The numbers of probes in gene pools of cell cycle, VEGF and PDGFRB signal transduction pathways to be regulated by ESR1_E2F1 (EE1), ESR1_GATA3 (EG), ESR1_ESRRA (EESRRA) as well as by their combined promoter use pathways in groups IE and IIE breast cancers.

Promoter use pathway ER(+) subtypes	EE1		EG		EESRRA		EE1_EG_EESRRA
	IE	IIE	IE	IIE	IE	IIE	IE	IIE
Cell cycle (128 probes)	71	62	76	46	62	43	44	17
VEGF (110 probes)	27	30	63	34	52	25	17	7
PDGFRB (65 probes)	26	18	41	16	26	17	17	6

Note: For biochemical pathway profiling of a transcriptional regulatory network, we included the signal transduction pathways from both KEGG database and NCBI pathway interaction database.

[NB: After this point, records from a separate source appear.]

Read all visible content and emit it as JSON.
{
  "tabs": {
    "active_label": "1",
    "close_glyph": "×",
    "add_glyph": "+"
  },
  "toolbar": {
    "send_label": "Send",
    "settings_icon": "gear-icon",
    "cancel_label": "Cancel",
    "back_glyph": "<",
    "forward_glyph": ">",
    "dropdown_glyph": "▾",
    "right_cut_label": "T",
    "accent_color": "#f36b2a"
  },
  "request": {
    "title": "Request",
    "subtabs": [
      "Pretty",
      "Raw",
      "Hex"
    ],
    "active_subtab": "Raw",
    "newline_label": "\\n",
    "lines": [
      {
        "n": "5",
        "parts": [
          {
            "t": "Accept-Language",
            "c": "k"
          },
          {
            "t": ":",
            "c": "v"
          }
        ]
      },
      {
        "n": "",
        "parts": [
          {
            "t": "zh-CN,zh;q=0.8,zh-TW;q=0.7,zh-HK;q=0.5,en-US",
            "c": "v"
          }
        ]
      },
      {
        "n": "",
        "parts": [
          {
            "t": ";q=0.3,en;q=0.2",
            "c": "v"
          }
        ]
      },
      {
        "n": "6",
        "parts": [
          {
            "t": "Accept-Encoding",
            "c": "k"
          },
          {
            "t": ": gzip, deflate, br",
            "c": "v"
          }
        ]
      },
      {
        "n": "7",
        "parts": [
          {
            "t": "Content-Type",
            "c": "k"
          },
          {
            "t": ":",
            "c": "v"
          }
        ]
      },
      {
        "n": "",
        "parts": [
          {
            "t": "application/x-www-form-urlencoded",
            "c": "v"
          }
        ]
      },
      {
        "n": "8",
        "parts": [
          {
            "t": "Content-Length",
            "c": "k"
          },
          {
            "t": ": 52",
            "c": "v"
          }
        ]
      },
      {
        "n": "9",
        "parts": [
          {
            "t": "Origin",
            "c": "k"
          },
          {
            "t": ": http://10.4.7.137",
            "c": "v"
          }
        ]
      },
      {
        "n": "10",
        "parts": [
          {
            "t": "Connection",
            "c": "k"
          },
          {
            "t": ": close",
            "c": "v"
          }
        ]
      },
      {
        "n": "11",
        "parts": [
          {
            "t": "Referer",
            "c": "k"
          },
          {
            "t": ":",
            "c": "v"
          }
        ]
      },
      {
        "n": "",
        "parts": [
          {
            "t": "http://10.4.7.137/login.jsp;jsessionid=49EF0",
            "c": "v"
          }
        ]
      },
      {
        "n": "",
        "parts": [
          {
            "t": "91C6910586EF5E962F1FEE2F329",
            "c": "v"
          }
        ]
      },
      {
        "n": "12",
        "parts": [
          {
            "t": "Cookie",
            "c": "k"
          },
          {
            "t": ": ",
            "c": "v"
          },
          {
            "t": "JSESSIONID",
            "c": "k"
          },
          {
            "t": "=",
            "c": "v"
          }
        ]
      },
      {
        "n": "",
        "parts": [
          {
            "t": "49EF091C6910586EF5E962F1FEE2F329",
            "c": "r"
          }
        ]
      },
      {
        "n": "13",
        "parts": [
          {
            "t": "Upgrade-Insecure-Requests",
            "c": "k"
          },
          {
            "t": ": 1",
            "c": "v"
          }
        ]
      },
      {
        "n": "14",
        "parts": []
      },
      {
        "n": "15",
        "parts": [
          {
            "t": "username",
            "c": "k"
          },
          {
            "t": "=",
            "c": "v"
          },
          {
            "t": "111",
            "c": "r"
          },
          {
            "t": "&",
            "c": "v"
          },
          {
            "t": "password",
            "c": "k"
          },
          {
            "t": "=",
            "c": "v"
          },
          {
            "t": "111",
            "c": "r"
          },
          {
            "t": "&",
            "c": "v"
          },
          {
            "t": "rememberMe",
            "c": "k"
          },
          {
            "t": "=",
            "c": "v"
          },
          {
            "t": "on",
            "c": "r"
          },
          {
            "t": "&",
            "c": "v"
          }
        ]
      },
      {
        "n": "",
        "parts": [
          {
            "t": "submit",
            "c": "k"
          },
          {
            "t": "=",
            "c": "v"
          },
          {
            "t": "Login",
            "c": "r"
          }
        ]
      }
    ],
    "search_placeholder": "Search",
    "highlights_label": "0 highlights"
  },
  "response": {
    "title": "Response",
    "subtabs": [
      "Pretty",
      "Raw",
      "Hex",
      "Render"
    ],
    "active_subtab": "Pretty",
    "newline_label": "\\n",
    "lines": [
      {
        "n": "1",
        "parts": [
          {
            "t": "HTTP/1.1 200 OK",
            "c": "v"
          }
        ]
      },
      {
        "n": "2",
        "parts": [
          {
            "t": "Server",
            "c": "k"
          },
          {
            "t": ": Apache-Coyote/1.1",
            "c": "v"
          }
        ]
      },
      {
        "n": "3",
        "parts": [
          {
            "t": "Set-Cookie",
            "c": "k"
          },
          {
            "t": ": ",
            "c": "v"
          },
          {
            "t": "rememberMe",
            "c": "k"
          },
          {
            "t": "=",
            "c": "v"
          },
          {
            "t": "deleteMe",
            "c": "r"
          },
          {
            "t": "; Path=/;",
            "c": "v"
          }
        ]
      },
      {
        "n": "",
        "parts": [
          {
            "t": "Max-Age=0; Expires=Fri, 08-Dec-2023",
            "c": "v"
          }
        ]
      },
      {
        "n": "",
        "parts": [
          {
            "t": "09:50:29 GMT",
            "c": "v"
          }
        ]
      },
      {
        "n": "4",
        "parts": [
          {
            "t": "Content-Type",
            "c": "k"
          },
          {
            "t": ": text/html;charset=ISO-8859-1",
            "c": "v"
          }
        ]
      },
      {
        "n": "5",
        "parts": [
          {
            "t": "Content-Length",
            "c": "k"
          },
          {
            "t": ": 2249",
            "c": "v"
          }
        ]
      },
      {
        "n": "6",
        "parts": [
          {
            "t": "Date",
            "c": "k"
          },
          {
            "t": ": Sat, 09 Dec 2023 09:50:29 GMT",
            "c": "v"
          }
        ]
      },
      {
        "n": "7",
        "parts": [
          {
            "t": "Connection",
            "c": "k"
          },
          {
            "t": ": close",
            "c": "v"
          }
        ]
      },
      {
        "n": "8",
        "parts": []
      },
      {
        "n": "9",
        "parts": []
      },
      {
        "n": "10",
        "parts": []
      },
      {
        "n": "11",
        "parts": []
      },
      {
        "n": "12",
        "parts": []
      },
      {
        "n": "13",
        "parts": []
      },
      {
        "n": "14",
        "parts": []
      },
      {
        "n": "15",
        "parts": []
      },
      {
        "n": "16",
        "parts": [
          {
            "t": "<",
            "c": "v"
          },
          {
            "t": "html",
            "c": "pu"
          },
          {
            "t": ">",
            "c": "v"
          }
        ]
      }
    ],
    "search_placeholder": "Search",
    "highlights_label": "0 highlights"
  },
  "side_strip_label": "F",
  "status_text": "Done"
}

Tumor angiogenesis is required for tumor outgrowth and metastasis. It is a complex and highly regulated process involving many different cell types and extracellular factors. PDGF receptor beta staining was particularly localized in the cell surface membrane portion of periepithelial stroma in breast carcinoma, suggesting a paracrine stimulation of adjacent stromal tissue by breast tumor cells.²⁶ Interestingly, the statistical correlation between high level of estrogen receptor protein expression and the presence of PDGFR beta protein in cytoplasmic compartment was found in 24% (6/25) breast cancer specimens.²⁶ This may support our network prediction. In addition, the promoter context of both VEGF (ERE,^27,28 E2F²⁹ and Sp1²⁹) and PDGFRB³⁰ (NF-Y, AP-1, Sp1) also supports network prediction (i.e. direct and/or indirect regulations on gene expressions of VEGF and PDGFRB by differential interactions among ESR1, E2F1, GATA3 and ESRRA). VEGFA is known to be a druggable target for anticancer treatment.

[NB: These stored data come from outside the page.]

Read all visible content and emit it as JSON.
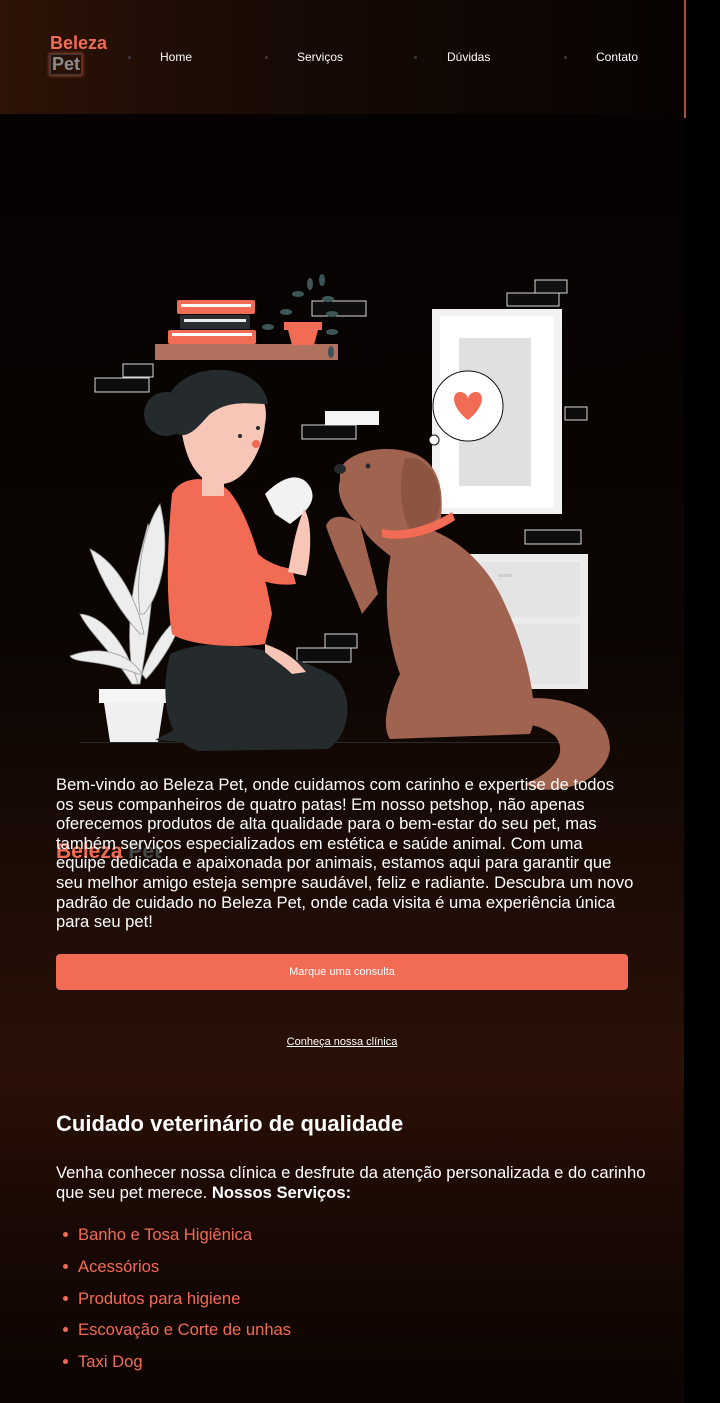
{
  "header": {
    "logo_line1": "Beleza",
    "logo_line2": "Pet",
    "nav": [
      "Home",
      "Serviços",
      "Dúvidas",
      "Contato"
    ]
  },
  "hero": {
    "title_part1": "Beleza",
    "title_part2": "Pet",
    "intro": "Bem-vindo ao Beleza Pet, onde cuidamos com carinho e expertise de todos os seus companheiros de quatro patas! Em nosso petshop, não apenas oferecemos produtos de alta qualidade para o bem-estar do seu pet, mas também serviços especializados em estética e saúde animal. Com uma equipe dedicada e apaixonada por animais, estamos aqui para garantir que seu melhor amigo esteja sempre saudável, feliz e radiante. Descubra um novo padrão de cuidado no Beleza Pet, onde cada visita é uma experiência única para seu pet!",
    "cta_label": "Marque uma consulta",
    "link_label": "Conheça nossa clínica"
  },
  "services": {
    "title": "Cuidado veterinário de qualidade",
    "text": "Venha conhecer nossa clínica e desfrute da atenção personalizada e do carinho que seu pet merece.",
    "text_bold": "Nossos Serviços:",
    "items": [
      "Banho e Tosa Higiênica",
      "Acessórios",
      "Produtos para higiene",
      "Escovação e Corte de unhas",
      "Taxi Dog"
    ]
  },
  "colors": {
    "accent": "#f26b55",
    "dark_gray": "#45494c",
    "dog_brown": "#a0634f"
  },
  "icons": {
    "illustration": "woman-and-dog-high-five-illustration",
    "heart": "heart-icon"
  }
}
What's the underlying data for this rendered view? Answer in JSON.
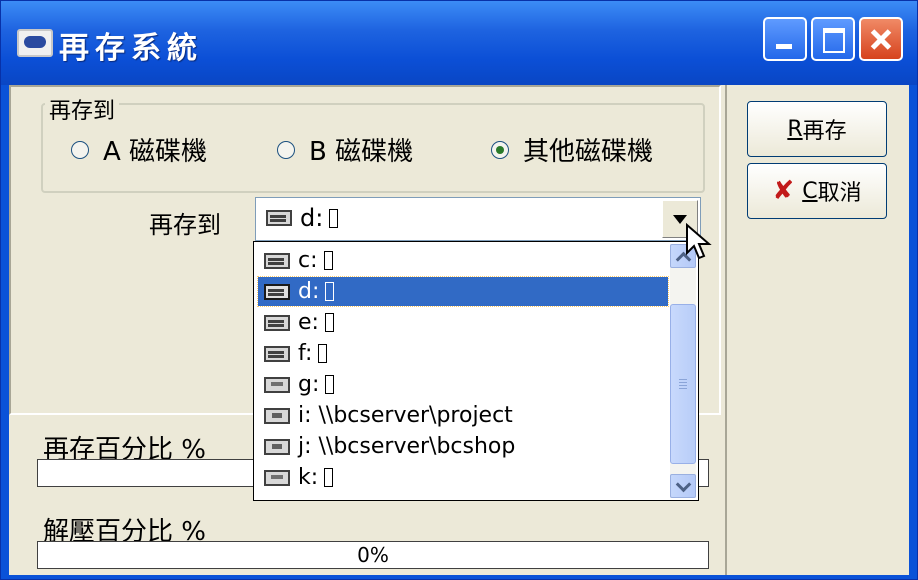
{
  "window": {
    "title": "再存系統"
  },
  "group": {
    "label": "再存到",
    "radios": [
      {
        "label": "A 磁碟機",
        "checked": false
      },
      {
        "label": "B 磁碟機",
        "checked": false
      },
      {
        "label": "其他磁碟機",
        "checked": true
      }
    ]
  },
  "save_to": {
    "label": "再存到",
    "selected": "d:",
    "options": [
      {
        "label": "c:",
        "icon": "drive-icon"
      },
      {
        "label": "d:",
        "icon": "drive-icon",
        "selected": true
      },
      {
        "label": "e:",
        "icon": "drive-icon"
      },
      {
        "label": "f:",
        "icon": "drive-icon"
      },
      {
        "label": "g:",
        "icon": "removable-drive-icon"
      },
      {
        "label": "i: \\\\bcserver\\project",
        "icon": "network-drive-icon"
      },
      {
        "label": "j: \\\\bcserver\\bcshop",
        "icon": "network-drive-icon"
      },
      {
        "label": "k:",
        "icon": "removable-drive-icon"
      }
    ]
  },
  "progress": {
    "save_label": "再存百分比 %",
    "save_value": "",
    "decompress_label": "解壓百分比 %",
    "decompress_value": "0%"
  },
  "buttons": {
    "save_accel": "R",
    "save_text": "再存",
    "cancel_accel": "C",
    "cancel_text": "取消",
    "cancel_icon": "✘"
  },
  "colors": {
    "title_blue": "#0b4fd6",
    "selection": "#316ac5",
    "face": "#ece9d8"
  }
}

For a population with similar expression ratios between two co-expressed TFs to be grouped together (roughly N = 10), we assumed that those TFs may operate their interactions to a similar extent. In this case, a hierarchical clustering was applied to perform subgrouping. As such, if the association for TF1nTF2-target gene measured by bivariate CID is significant, we could easily locate a subgroup with high subCID value in a given population to show more contribution for such relationship. Theoretically, a network was built by linking together multiple significant TF1nTF2-target relationships. To overall evaluate a functional network in a given population, a supervised heatmap (A dendrogram at X axis) will show the gene expression pattern of a network component (i.e. a probe) to be clustered following a preclustered order of TF(s) (that is exactly the same order shown in a dendrogram) (Fig. 9). For instance, eight genes in EE1 pathway following mechanisms 1, 2, 3 and 4 are shown in a heatmap for 152A (Fig. 9B). The heatmap with unsupervised clustering on those genes is as the control.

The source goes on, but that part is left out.